There is a misconception that a great hitter is born, that he somehow emerges as a genetic marvel intact from the womb and is blessed with insurmountable talent and priceless, unmatchable gifts such that he does not have to practice. At best, this is a partial truth for a very precious few. A majority of the time, becoming a great hitter is a maturation process that takes year upon year of dedicated practice.

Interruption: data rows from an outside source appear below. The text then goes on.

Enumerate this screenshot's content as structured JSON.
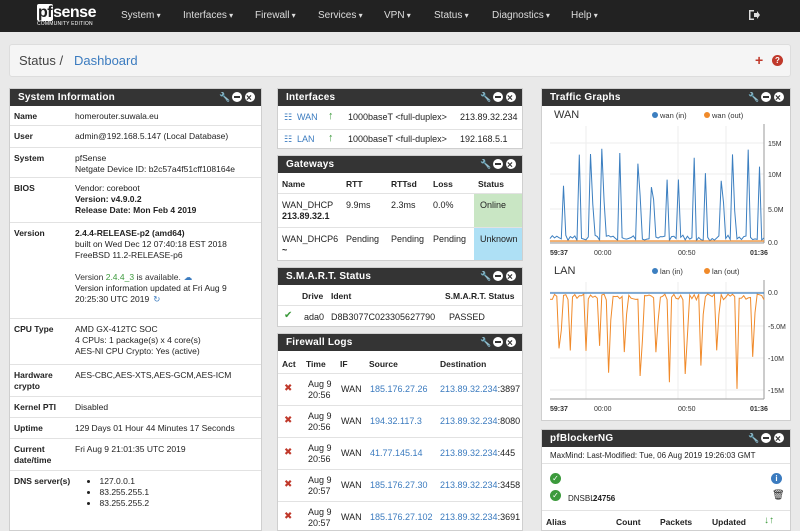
{
  "nav": {
    "brand": "pfsense",
    "brand_sub": "COMMUNITY EDITION",
    "menus": [
      "System",
      "Interfaces",
      "Firewall",
      "Services",
      "VPN",
      "Status",
      "Diagnostics",
      "Help"
    ]
  },
  "breadcrumb": {
    "section": "Status /",
    "page": "Dashboard"
  },
  "sysinfo": {
    "title": "System Information",
    "rows": [
      {
        "k": "Name",
        "v": [
          "homerouter.suwala.eu"
        ]
      },
      {
        "k": "User",
        "v": [
          "admin@192.168.5.147 (Local Database)"
        ]
      },
      {
        "k": "System",
        "v": [
          "pfSense",
          "Netgate Device ID: b2c57a4f51cff108164e"
        ]
      },
      {
        "k": "BIOS",
        "v": [
          "Vendor: coreboot",
          "Version: v4.9.0.2",
          "Release Date: Mon Feb 4 2019"
        ]
      },
      {
        "k": "Version",
        "v": [
          "2.4.4-RELEASE-p2 (amd64)",
          "built on Wed Dec 12 07:40:18 EST 2018",
          "FreeBSD 11.2-RELEASE-p6",
          "",
          "Version 2.4.4_3 is available.",
          "Version information updated at Fri Aug 9",
          "20:25:30 UTC 2019"
        ]
      },
      {
        "k": "CPU Type",
        "v": [
          "AMD GX-412TC SOC",
          "4 CPUs: 1 package(s) x 4 core(s)",
          "AES-NI CPU Crypto: Yes (active)"
        ]
      },
      {
        "k": "Hardware crypto",
        "v": [
          "AES-CBC,AES-XTS,AES-GCM,AES-ICM"
        ]
      },
      {
        "k": "Kernel PTI",
        "v": [
          "Disabled"
        ]
      },
      {
        "k": "Uptime",
        "v": [
          "129 Days 01 Hour 44 Minutes 17 Seconds"
        ]
      },
      {
        "k": "Current date/time",
        "v": [
          "Fri Aug 9 21:01:35 UTC 2019"
        ]
      },
      {
        "k": "DNS server(s)",
        "v": [
          "127.0.0.1",
          "83.255.255.1",
          "83.255.255.2"
        ]
      }
    ]
  },
  "interfaces": {
    "title": "Interfaces",
    "rows": [
      {
        "name": "WAN",
        "speed": "1000baseT <full-duplex>",
        "ip": "213.89.32.234"
      },
      {
        "name": "LAN",
        "speed": "1000baseT <full-duplex>",
        "ip": "192.168.5.1"
      }
    ]
  },
  "gateways": {
    "title": "Gateways",
    "headers": [
      "Name",
      "RTT",
      "RTTsd",
      "Loss",
      "Status"
    ],
    "rows": [
      {
        "name": "WAN_DHCP",
        "ip": "213.89.32.1",
        "rtt": "9.9ms",
        "rttsd": "2.3ms",
        "loss": "0.0%",
        "status": "Online",
        "color": "#c9e6c4"
      },
      {
        "name": "WAN_DHCP6",
        "ip": "~",
        "rtt": "Pending",
        "rttsd": "Pending",
        "loss": "Pending",
        "status": "Unknown",
        "color": "#aee0f5"
      }
    ]
  },
  "smart": {
    "title": "S.M.A.R.T. Status",
    "headers": [
      "Drive",
      "Ident",
      "S.M.A.R.T. Status"
    ],
    "row": {
      "drive": "ada0",
      "ident": "D8B3077C023305627790",
      "status": "PASSED"
    }
  },
  "fwlogs": {
    "title": "Firewall Logs",
    "headers": [
      "Act",
      "Time",
      "IF",
      "Source",
      "Destination"
    ],
    "rows": [
      {
        "date": "Aug 9",
        "time": "20:56",
        "if": "WAN",
        "src": "185.176.27.26",
        "dst": "213.89.32.234",
        "port": ":3897"
      },
      {
        "date": "Aug 9",
        "time": "20:56",
        "if": "WAN",
        "src": "194.32.117.3",
        "dst": "213.89.32.234",
        "port": ":8080"
      },
      {
        "date": "Aug 9",
        "time": "20:56",
        "if": "WAN",
        "src": "41.77.145.14",
        "dst": "213.89.32.234",
        "port": ":445"
      },
      {
        "date": "Aug 9",
        "time": "20:57",
        "if": "WAN",
        "src": "185.176.27.30",
        "dst": "213.89.32.234",
        "port": ":3458"
      },
      {
        "date": "Aug 9",
        "time": "20:57",
        "if": "WAN",
        "src": "185.176.27.102",
        "dst": "213.89.32.234",
        "port": ":3691"
      }
    ]
  },
  "traffic": {
    "title": "Traffic Graphs",
    "charts": [
      {
        "name": "WAN",
        "legend": [
          "wan (in)",
          "wan (out)"
        ],
        "colors": [
          "#3c7fc0",
          "#f08a2a"
        ],
        "yticks": [
          "15M",
          "10M",
          "5.0M",
          "0.0"
        ],
        "xticks": [
          "59:37",
          "00:00",
          "00:50",
          "01:36"
        ]
      },
      {
        "name": "LAN",
        "legend": [
          "lan (in)",
          "lan (out)"
        ],
        "colors": [
          "#3c7fc0",
          "#f08a2a"
        ],
        "yticks": [
          "0.0",
          "-5.0M",
          "-10M",
          "-15M"
        ],
        "xticks": [
          "59:37",
          "00:00",
          "00:50",
          "01:36"
        ]
      }
    ]
  },
  "pfblocker": {
    "title": "pfBlockerNG",
    "maxmind": "MaxMind: Last-Modified: Tue, 06 Aug 2019 19:26:03 GMT",
    "dnsbl_label": "DNSBL:",
    "dnsbl_count": "24756",
    "headers": [
      "Alias",
      "Count",
      "Packets",
      "Updated"
    ]
  }
}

Lou Gehrig was a husky, strong young man who loved both baseball and football. He had some talent, due to his size and power, but in many respects he was awkward, clumsy, and ill-at-ease. Nothing about the game of baseball came easy to the young Gehrig. He practiced day after day and hour upon hour at the basics, including hitting. When he made contact, the ball went far. Too often, however, he swung and missed due to his stilted, disjointed, unnatural swing. Success or failure, Gehrig practiced and drilled and continued to improve.
Even when he made the big-league roster he was far from the essence of grace. Throughout his career he struggled with, and had to work harder than most at, the simple things such as swinging, throwing, and catching. He never looked pretty or textbook, but his effort and persistence paid off. He became a legend and was one of the greatest hitters in history. He often spoke to young ballplayers and urged them to persevere and continue their quest to improve. If a Hall of Famer had to practice every day of his career, why should there be any exceptions?